Tuesday, 20 June 2023

Games of the Abstract: Castlevania (1986)



Developer: Konami

Publisher: Konami

One Player

Famicom Disk System / Nintendo Entertainment System

 

Castlevania is a franchise I got to with later games where more bombast and advanced graphical capabilities were brought in, starting with Castlevania: Bloodlines (1994) for the Sega Genesis / Mega Drive. It says so much however that, with the first game in the franchise you can feel already right at home and see all the virtues which were going to be improved upon, only being elaborated upon as this went. Originally released on the Famicom Disk System, a Japanese only peripheral for the Japanese version of the Nintendo Entertainment System/Famicom that used floppy discs, this could have accidentally become a game lost on one of the many peripheral and gimmicks Nintendo have brought to their consoles, which do offer some idiosyncratic work but rather get preserved and re-released by the company. Thankfully, with a cartridge version of the game which got a release in the West, this franchise would continue, developing a fan base from what Konami added to the original game’s template.

With the first member of the Belmont family, Simon Belmont, having to go forth to defeat Dracula, already the important game play tropes for Simon there for him to use, and the impede him and the player. Having played the later games, it does present a difficulty in a way to talk of this game as the later sequels for the 32 bit systems especially took all here and improved upon them including in atmosphere. Even the way you defeat Dracula’s first form, by whipping him in the head, was taken for Castlevania II: Belmont's Revenge (1991) for the Game Boy, so this game went on to influence all the later games in a variety of ways. What is however of note is that, for one of my forays into the third era of video games, this for the NES looks exceptional without any expectations for the era. Based on the premise of all history's horror and mythological figures being in Dracula's payroll to prevent people getting to him, the atmosphere is already there with its Gothic aesthetic even with the NES' technical restrictions including colour. The music by Kinuyo Yamashita and Satoe Terashima is insanely memorable too, marking the first notes (literally) of seminal soundtrack cuts for this franchise.
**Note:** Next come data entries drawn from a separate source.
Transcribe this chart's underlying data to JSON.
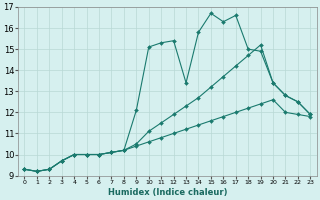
{
  "xlabel": "Humidex (Indice chaleur)",
  "xlim": [
    -0.5,
    23.5
  ],
  "ylim": [
    9,
    17
  ],
  "xticks": [
    0,
    1,
    2,
    3,
    4,
    5,
    6,
    7,
    8,
    9,
    10,
    11,
    12,
    13,
    14,
    15,
    16,
    17,
    18,
    19,
    20,
    21,
    22,
    23
  ],
  "yticks": [
    9,
    10,
    11,
    12,
    13,
    14,
    15,
    16,
    17
  ],
  "bg_color": "#d6f0ef",
  "grid_color": "#b8d8d5",
  "line_color": "#1a7a6e",
  "line1_x": [
    0,
    1,
    2,
    3,
    4,
    5,
    6,
    7,
    8,
    9,
    10,
    11,
    12,
    13,
    14,
    15,
    16,
    17,
    18,
    19,
    20,
    21,
    22,
    23
  ],
  "line1_y": [
    9.3,
    9.2,
    9.3,
    9.7,
    10.0,
    10.0,
    10.0,
    10.1,
    10.2,
    12.1,
    15.1,
    15.3,
    15.4,
    13.4,
    15.8,
    16.7,
    16.3,
    16.6,
    15.0,
    14.9,
    13.4,
    12.8,
    12.5,
    11.9
  ],
  "line2_x": [
    0,
    1,
    2,
    3,
    4,
    5,
    6,
    7,
    8,
    9,
    10,
    11,
    12,
    13,
    14,
    15,
    16,
    17,
    18,
    19,
    20,
    21,
    22,
    23
  ],
  "line2_y": [
    9.3,
    9.2,
    9.3,
    9.7,
    10.0,
    10.0,
    10.0,
    10.1,
    10.2,
    10.5,
    11.1,
    11.5,
    11.9,
    12.3,
    12.7,
    13.2,
    13.7,
    14.2,
    14.7,
    15.2,
    13.4,
    12.8,
    12.5,
    11.9
  ],
  "line3_x": [
    0,
    1,
    2,
    3,
    4,
    5,
    6,
    7,
    8,
    9,
    10,
    11,
    12,
    13,
    14,
    15,
    16,
    17,
    18,
    19,
    20,
    21,
    22,
    23
  ],
  "line3_y": [
    9.3,
    9.2,
    9.3,
    9.7,
    10.0,
    10.0,
    10.0,
    10.1,
    10.2,
    10.4,
    10.6,
    10.8,
    11.0,
    11.2,
    11.4,
    11.6,
    11.8,
    12.0,
    12.2,
    12.4,
    12.6,
    12.0,
    11.9,
    11.8
  ]
}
Even in terms of the franchise's quirks into the later games, such as its obsessions with stairs, they show the charm of this franchise from the get-go.


Saying Castlevania is hard is like saying water is wet, but it is credible to the game how, with a lot of the challenge, it is negotiating the hazards even if I admit being terrible still with this franchise. The infamous Medusa heads for example, introduced here for the first time, fly in swerving patterns in arches, and were clearly designed to be mostly dodged when they are positioned in platform heavy sections. The challenge is tough but it is a game of dodging as much as attacking, even to the point you could miss most of the enemies, without needing to attack them, baring a few obstructing key areas. There are a few moments which show it could have been refined - the level with clockwork platforms, the first time for the series, has a few areas in that tiny section where it is confusing what is a platform you can land on jumping to it, rather than plummet to doom, and Dracula's final form is not well signposted for its moves - but I give credit to the game for a lot of surprising fairness even as a hard game. It could have been meaner than I got, and including the failed likes of Castlevania: The Adventure (1989), I have been prepared for this gameplay style, and how there is always a surprise piece of meat broken from a piece of whipped wall for health, even if done by pure accident as much as trying to find anything deliberately.

Castlevania is also pure fun if you can accept its difficulty, especially as this is also with a level of delirium to its Gothic tone. Appropriately there was a version of this NES game developed for the arcades, the VS. Castlevania version, which is apt as whilst this was a console game, this feels like an arcade game even in terms of its own surreal logic, especially when you have giant eagles dropping flea men at you in that aforementioned clockwork environment without context before and after. You find yourself fighting Igor and Frankenstein’s monster as a duo boss without having to ask why they are here, whether this is an extension of those forties Universal monster movie crossovers where Dracula got them and the Grim Reaper of all figures to help him out, and logic does not exist when the dreamlike spectacle in a rock hard NES game is too good to question. This franchise could have capsized, as it could have been derailed by the immediate sequel Castlevania II: Simon's Quest (1987), an ambitious if divisive attempt to bring role playing and open world aspects to the series. That is a game that needs to be taken in separately as its own thing for a proper judgement, as it was a game both with its own ambitious ideas and problems with the translation of its more bluntly esoteric decisions, but alongside a huge 180 degrees turn back to what worked, Castlevania thankfully went a direction I appreciated immensely.